Mary Schilpp is an award-winning photographer with 25 years of experience in creative photography.

Mary studied at the School of Visual Arts in New York, where she received her BFA in photography.

Her photographs have appeared in  ESPN the Magazine, The New York Times, Sports Illustrated, Sports Illustrated for Women, TENNIS and USTA Magazine. Corporate clients include Fuji Photo Film USA, Human Rights Campaign, Marriott, Nasdaq-100, Nike, PGATOUR, and USTA.  She has won numerous awards, including a PICTURES OF THE YEAR (POY award) in the magazine image category, as well as a NATJA (North American Travel Journalist) award.

 

STATEMENT

 

It all started back in kindergarten, or in the parking lot of my high school, depending on how you look at it.

When I was in kindergarten, my teacher had arranged a field trip to a local pumpkin farm.  My parents sent me on my way, armed with a brownie camera.  Unbeknownst to them, I planned to skip the fieldtrip, and hide in the bushes until the school day was over, since for some reason I did not want to go on the bus to the pumpkin farm.  When I didn’t arrive at school on time, which was only a few blocks away, my teacher called to see if I was coming.  When my mother informed her that I left on time, and should have arrived already, they grew concerned, and my teacher and principal went out looking for me, as did my mother.  When my mother spotted me down the street, she stopped the car and got out to get me.  At this moment, I instinctively raised my Brownie, and snapped a photo, before turning and running.
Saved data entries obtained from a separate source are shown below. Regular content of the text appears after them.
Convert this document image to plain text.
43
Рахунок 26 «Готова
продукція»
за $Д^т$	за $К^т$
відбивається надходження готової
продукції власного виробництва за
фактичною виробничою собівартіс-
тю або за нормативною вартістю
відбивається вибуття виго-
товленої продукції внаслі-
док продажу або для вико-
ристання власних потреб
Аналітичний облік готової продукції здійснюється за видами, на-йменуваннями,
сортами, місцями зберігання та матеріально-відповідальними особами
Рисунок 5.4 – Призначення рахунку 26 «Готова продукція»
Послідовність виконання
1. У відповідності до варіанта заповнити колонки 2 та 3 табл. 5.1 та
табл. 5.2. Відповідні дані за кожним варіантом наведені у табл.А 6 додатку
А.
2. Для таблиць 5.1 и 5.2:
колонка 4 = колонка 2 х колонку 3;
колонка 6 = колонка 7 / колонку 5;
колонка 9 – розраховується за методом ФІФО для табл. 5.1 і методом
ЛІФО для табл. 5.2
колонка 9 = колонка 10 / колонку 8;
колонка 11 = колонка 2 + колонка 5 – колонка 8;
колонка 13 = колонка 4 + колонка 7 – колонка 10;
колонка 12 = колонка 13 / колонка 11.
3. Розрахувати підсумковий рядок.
My documentary style was born!

This went on for sometime, until I was apprehended.  Funny thing, I have no recollection of the pumpkin farm, but I can still see that photo in my mind: my bewildered mother, standing beside our 1966 VW bus, in the middle of Burlington Boulevard, trying to collect me. Thinking back on the photo, I’m amused when I realize the low angle is the product of the height of a five year old.
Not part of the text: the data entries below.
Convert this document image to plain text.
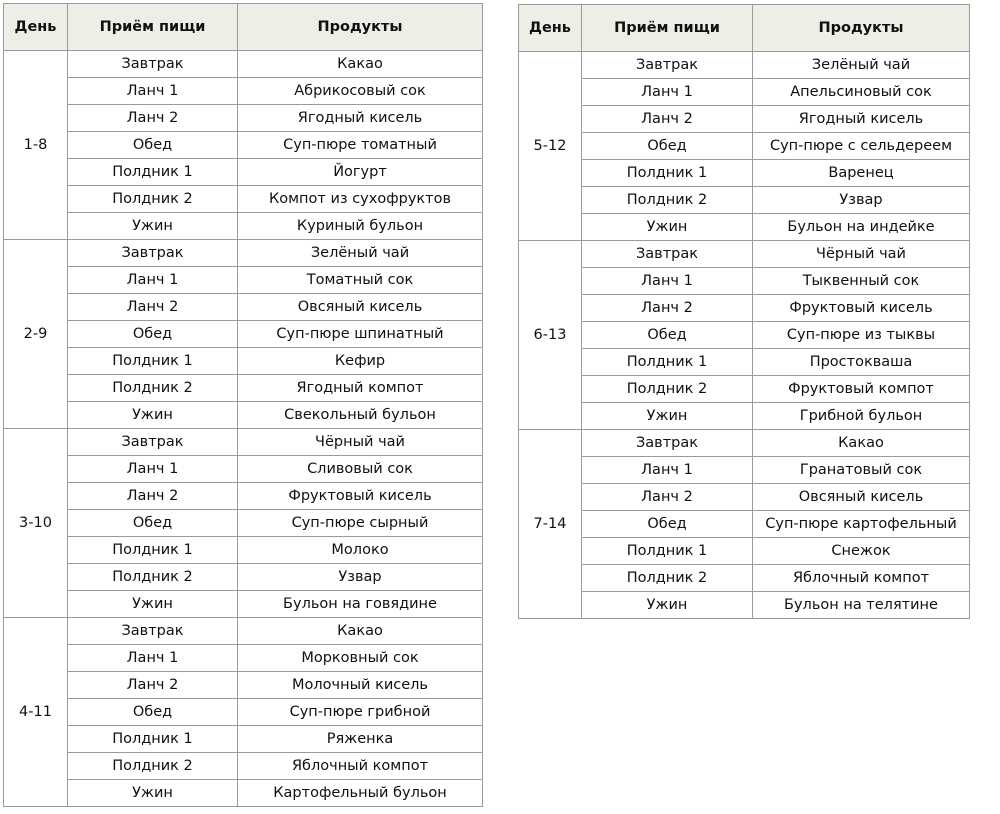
День	Приём пищи	Продукты
1-8	Завтрак	Какао
	Ланч 1	Абрикосовый сок
	Ланч 2	Ягодный кисель
	Обед	Суп-пюре томатный
	Полдник 1	Йогурт
	Полдник 2	Компот из сухофруктов
	Ужин	Куриный бульон
2-9	Завтрак	Зелёный чай
	Ланч 1	Томатный сок
	Ланч 2	Овсяный кисель
	Обед	Суп-пюре шпинатный
	Полдник 1	Кефир
	Полдник 2	Ягодный компот
	Ужин	Свекольный бульон
3-10	Завтрак	Чёрный чай
	Ланч 1	Сливовый сок
	Ланч 2	Фруктовый кисель
	Обед	Суп-пюре сырный
	Полдник 1	Молоко
	Полдник 2	Узвар
	Ужин	Бульон на говядине
4-11	Завтрак	Какао
	Ланч 1	Морковный сок
	Ланч 2	Молочный кисель
	Обед	Суп-пюре грибной
	Полдник 1	Ряженка
	Полдник 2	Яблочный компот
	Ужин	Картофельный бульон
День	Приём пищи	Продукты
5-12	Завтрак	Зелёный чай
	Ланч 1	Апельсиновый сок
	Ланч 2	Ягодный кисель
	Обед	Суп-пюре с сельдереем
	Полдник 1	Варенец
	Полдник 2	Узвар
	Ужин	Бульон на индейке
6-13	Завтрак	Чёрный чай
	Ланч 1	Тыквенный сок
	Ланч 2	Фруктовый кисель
	Обед	Суп-пюре из тыквы
	Полдник 1	Простокваша
	Полдник 2	Фруктовый компот
	Ужин	Грибной бульон
7-14	Завтрак	Какао
	Ланч 1	Гранатовый сок
	Ланч 2	Овсяный кисель
	Обед	Суп-пюре картофельный
	Полдник 1	Снежок
	Полдник 2	Яблочный компот
	Ужин	Бульон на телятине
There were future field trips that I submitted to more easily, and more rolls of 120 film put thru the brownie, which my father developed at the kitchen sink, and later taught me how to print in the bathroom.

When I was in high school, I was fortunate to do an independent study in photography, after exhausting all the photo classes that were offered.  During my time in the photo lab, I met a lad named Kenny, and we became friends.  One day during lunch, we were hanging out in my mustard colored 1972 VW bus in the parking lot.  I don’t remember the whole conversation, but I do remember Kenny saying that he was going to be a photographer.  It had never occurred to me that this was a career option, but somehow it lodged somewhere in my brain. I was a senior, (and he a junior), I had already applied to several SUNY schools, where I had planned to study math and science.  As a matter of fact, I went as far as attending about a week’s worth of classes at SUNY Stony Brook, before deciding that was not the life for me.  The following January I began my studies at the School of Visual Arts, in New York City.

So, depending on how you look at it, my photography career began either on that fateful fall day of the pumpkin patch field trip, or in the parking lot of Smithtown HS West.

Wherever it began, photography has been a great career for me, and I haven’t turned down a field trip since.